Und bei Namens-Aktien erfolgt eine namentliche Erfassung der Aktionäre. Wenn Sie mehr zum Thema Aktien wissen möchten: Sie gehen kein Risiko ein: Hier können Sie diesen Newsletter anfordern. Die meistgesuchten Aktien SAP Apple - Nach Rücksetzer jetzt ein Kauf?

Höhere Renditen bei geringeren Risiko. Analysten-Berichte sollten stets hinterfragt werden! Es versteht sich von selbst, dass man nicht zugleich hohe Prinzipien und hohe Profite haben kann.

DE AG - boerse. Richtig interpretiert ist daher die Performance die wichtigste Kennzahl überhaupt. Für eine hohe Wahrscheinlichkeit überdurchschnittlicher Ergebnisse spricht zunächst ein Fondsmanager, der über viele Jahre besser abgeschnitten hat als der Vergleichsindex oder der Durchschnitt der Fondskategorie.

Vorsichtige Investoren schauen auf den maximalen Verlust. Das maximale Minus über verschiedene Zeiträume zeigt, wie viel Verlust Investoren in der Vergangenheit hinnehmen mussten. In Deutschland werden laut Morningstar mehr als Um die Vielzahl der Portfolios zu vergleichen, fassen Ratingagenturen wie Morningstar, Lipper und Feri sie in verschiedene Segmente zusammen.

Besonders beliebt sind beispielsweise Aktien- oder Rentenfonds. Bei Mischfonds verteilen die Fondsmanager das Vermögen über verschiedenen Anlageklassen. Weitere Beispiele wären offene Immobilienfonds, wertgesicherte Fonds oder Geldmarktfonds. Der Markt für diese börsengehandelte Fonds, wächst in Deutschland stark. Deswegen werden sie als passive Produkte bezeichnet. Zudem können Anleger ihre Wertentwicklung sehr leicht verfolgen. Als Faustformel ist es immer dann sinnvoll, ETFs einzusetzen, wenn es in einem Markt nur wenige aktiv gemanagte Fonds gibt, die ihren Vergleichsindex schlagen.

Je exotischer hingegen die Anlageklasse, desto eher kann ein aktiv gemanagter Fonds lohnen. Kosten reduzieren die Rendite, die ein Fonds erzielen kann. Vor allem jährliche Gebühren erschweren es einem Fondsmanager, besser abzuschneiden als der Markt.
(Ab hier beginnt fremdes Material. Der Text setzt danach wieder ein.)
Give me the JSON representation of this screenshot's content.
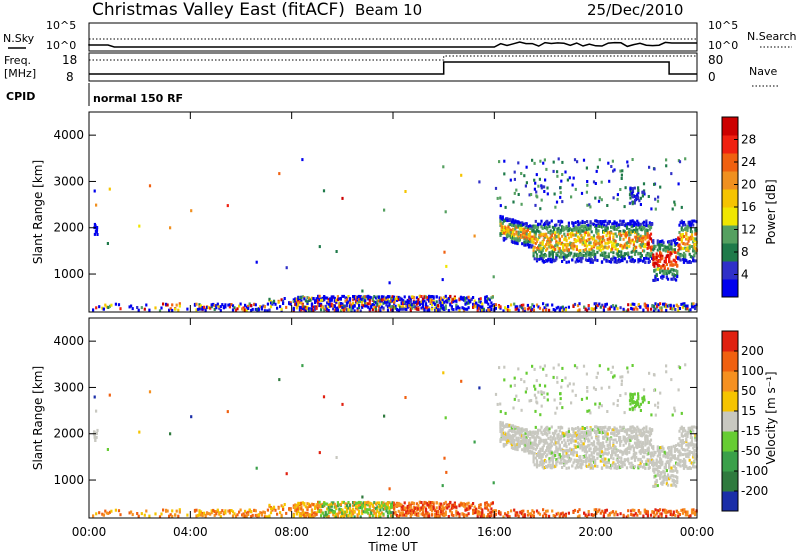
{
  "header": {
    "title": "Christmas Valley East (fitACF)",
    "beam": "Beam 10",
    "date": "25/Dec/2010"
  },
  "top_panels": {
    "nsky_label": "N.Sky",
    "nsky_ticks": [
      "10^5",
      "10^0"
    ],
    "nsearch_label": "N.Search",
    "nsearch_ticks": [
      "10^5",
      "10^0"
    ],
    "freq_label": "Freq.",
    "freq_unit": "[MHz]",
    "freq_ticks": [
      "18",
      "8"
    ],
    "nave_label": "Nave",
    "nave_ticks": [
      "80",
      "0"
    ],
    "cpid_label": "CPID",
    "cpid_value": "normal 150 RF"
  },
  "chart_data": [
    {
      "type": "heatmap",
      "title": "",
      "xlabel": "",
      "ylabel": "Slant Range [km]",
      "x_range_hours": [
        0,
        24
      ],
      "y_range_km": [
        180,
        4500
      ],
      "y_ticks": [
        "4000",
        "3000",
        "2000",
        "1000"
      ],
      "y_tick_values": [
        4000,
        3000,
        2000,
        1000
      ],
      "colorbar": {
        "label": "Power [dB]",
        "ticks": [
          "28",
          "24",
          "20",
          "16",
          "12",
          "8",
          "4"
        ],
        "tick_values": [
          28,
          24,
          20,
          16,
          12,
          8,
          4
        ],
        "colors": [
          "#0000ee",
          "#3030c8",
          "#1f7a4a",
          "#55a060",
          "#f0e600",
          "#f5c400",
          "#f09020",
          "#f06010",
          "#f02010",
          "#cc0000"
        ]
      },
      "features": [
        {
          "name": "ground scatter band",
          "t_start": 0,
          "t_end": 24,
          "range_km": [
            180,
            400
          ]
        },
        {
          "name": "ionospheric scatter",
          "t_start": 16.2,
          "t_end": 24,
          "range_km": [
            1000,
            2200
          ]
        }
      ]
    },
    {
      "type": "heatmap",
      "title": "",
      "xlabel": "Time UT",
      "ylabel": "Slant Range [km]",
      "x_range_hours": [
        0,
        24
      ],
      "y_range_km": [
        180,
        4500
      ],
      "x_ticks": [
        "00:00",
        "04:00",
        "08:00",
        "12:00",
        "16:00",
        "20:00",
        "00:00"
      ],
      "x_tick_hours": [
        0,
        4,
        8,
        12,
        16,
        20,
        24
      ],
      "y_ticks": [
        "4000",
        "3000",
        "2000",
        "1000"
      ],
      "y_tick_values": [
        4000,
        3000,
        2000,
        1000
      ],
      "colorbar": {
        "label": "Velocity [m s⁻¹]",
        "ticks": [
          "200",
          "100",
          "50",
          "15",
          "-15",
          "-50",
          "-100",
          "-200"
        ],
        "tick_values": [
          200,
          100,
          50,
          15,
          -15,
          -50,
          -100,
          -200
        ],
        "colors": [
          "#1a2ea8",
          "#2f7a3e",
          "#3aa04a",
          "#66cc33",
          "#c8c8c0",
          "#f5c400",
          "#f59020",
          "#f06010",
          "#e02010"
        ]
      }
    }
  ]
}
Denn sie wirken eins zu eins auf die Rendite. Überdurchschnittlich hohe Gebühren sollten Anleger nur für Fonds zahlen, die in der Vergangenheit immer wieder besonders hohe Renditen erzielt haben. Anleger können in die meisten Fonds, die hierzulande erhältlich sind, auch mit einem Sparplan investieren.

Dabei kaufen Sparer monatlich oder vierteljährlich für einen festen Betrag Fondsanteile. Bei ihnen entfällt zumindest am Anfang des Investments die Gefahr, zu einem falschen Zeitpunkt einzusteigen — also dann zu kaufen, wenn die Kurse hoch stehen.

Wer Monat für Monat dieselbe Summe investiert, kauft automatisch mehr Fondsanteile, wenn die Kurse niedrig stehen und weniger, wenn sie hoch stehen. A AllianceBernstein Luxembourg S. Carnegie Fund Management Company S. Commerz Funds Solutions S. Danske Invest Management Company S. Flossbach von Storch Invest S. Franklin Templeton International Services S. Generali Investments Luxembourg S.